Sunday, 12 August 2012

Kazakhstan, Kazakhstan You Very Nice Place III


Шымкент до Алматы  Skymkent to Almaty 06.08-07.08

As mentioned, everything went swimmingly up until about 40 minutes before the train back to Almaty. I had been in contact with Aleks and knew he was on the way back from Turkistan in the afternoon, but I guess there was some heavy police presence on the highway which made driving very slow. So, it became obvious he wouldn’t make it in time for the train. We tried planning out the next few stops and schedule so he could try to hire a taxi to race out to one of them, but that didn’t really pan out or simply seem reasonable. Instead, he hopped on a bus and took it back to Almaty.

Now, if a platzkart can be uncomfortable, a bus for 15 hours without having showered for a full day or so and having spent that day in Turkistan where the average daily summer temperature is about 45-50 degrees Centigrade… I suppose you get the point. However, he dutifully made it to Almaty and met us at Tam’s flat where we had time to shower and he did not.

The train ride itself went smoothly and I slept for most of it while holding onto a bar so I wouldn’t roll off my bunk. It worked and I was well rested. We arrived in Almaty around 08:00 on August 7th before heading to Tam’s place where we rendezvoused with Aleks. From there, we headed to the bus station, said our goodbyes to the girls, thanked them for their wonderful hospitality, and headed to a café for a final lunch of lagman noodles in Almaty. Afterwards, Aleks and I grabbed a marshrutka back to Bishkek.

On the markshrutka, we made friends with a Russian from the Sochi region who was heading to Kyrgyzstan for mountain climbing with friends. We also met two Uighur women heading home to Bishkek and others on the marshrutka – as I said, everyone wants to know you and why you are in this part of the world. When they find out you speak Russia, this only encourages them to converse with you and usually leads to memorable conversations and meetings.

The border process took about 15 minutes without any issues except for the confused Kazakh border officer who asked us why we didn’t have another Kazakh visa. We told her we would not be coming back…. Her reply: why don’t we want to come back? It was a good laugh in a place known for tension and stress and others in line shared in it. Good fortune is bestowed upon Canadians in the most foreign of places…

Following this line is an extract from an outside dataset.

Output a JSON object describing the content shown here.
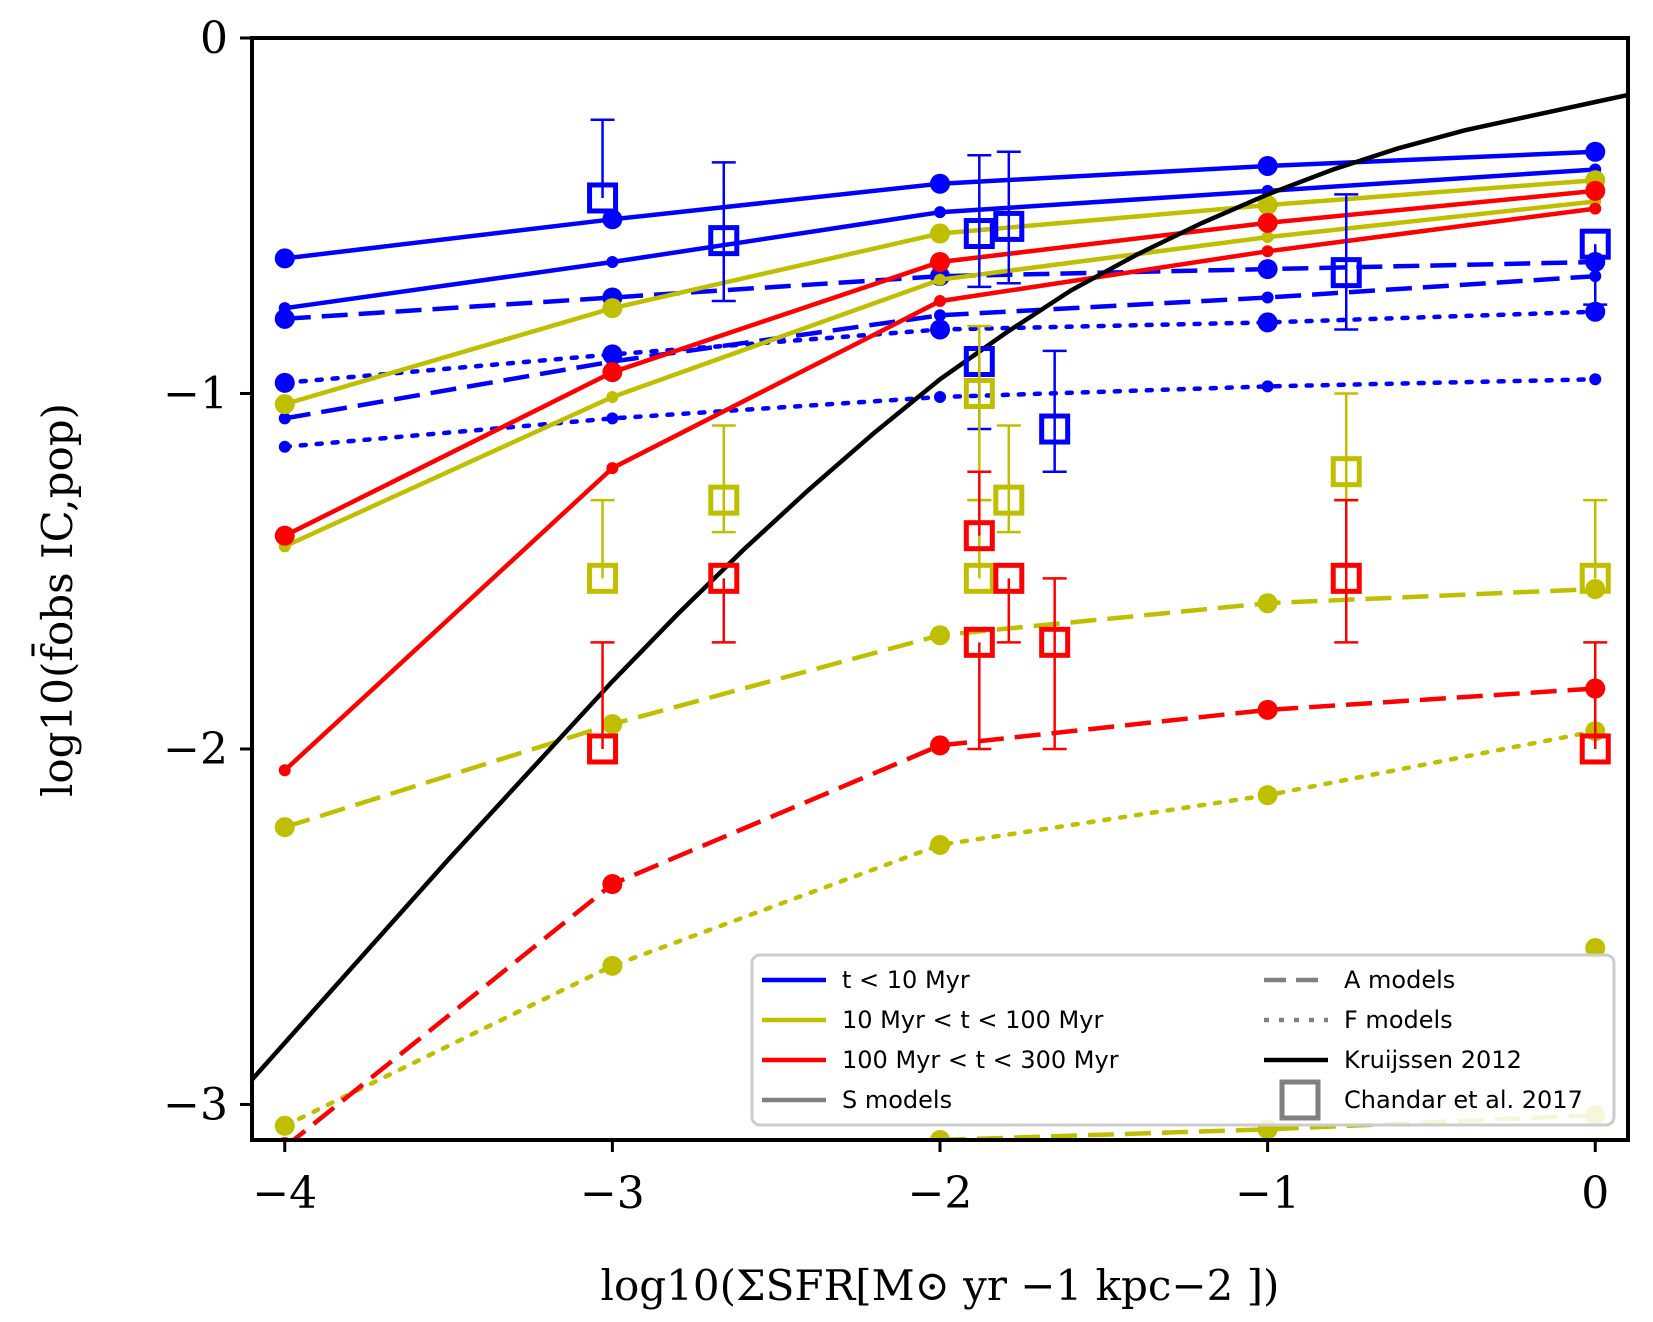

We arrived in Bishkek in the afternoon and our Russian friend accompanied us home for a short visit before heading off to meet his hiking companions. I went out to dinner with another friend and wrapped up the evening overlooking the sunset in the mountains on a balcony at a pizza restaurant.

Our time in Kazakhstan was relaxing, rewarding, insightful, full of generosity; and of course, checkered with uncountable new friends, encounters, and conversations with people you will likely never see again.

On the whole, Kazakhstan…. You very nice place.

My bunk.


Platzkart bunks.


Border.


1 comment:

  1. Man, great trip! And awesome pictures. Glad to hear your trip to Central Asia has been as awesome as it has. Looking forward to catching up soon. Enjoy the rest of your trip, C-man!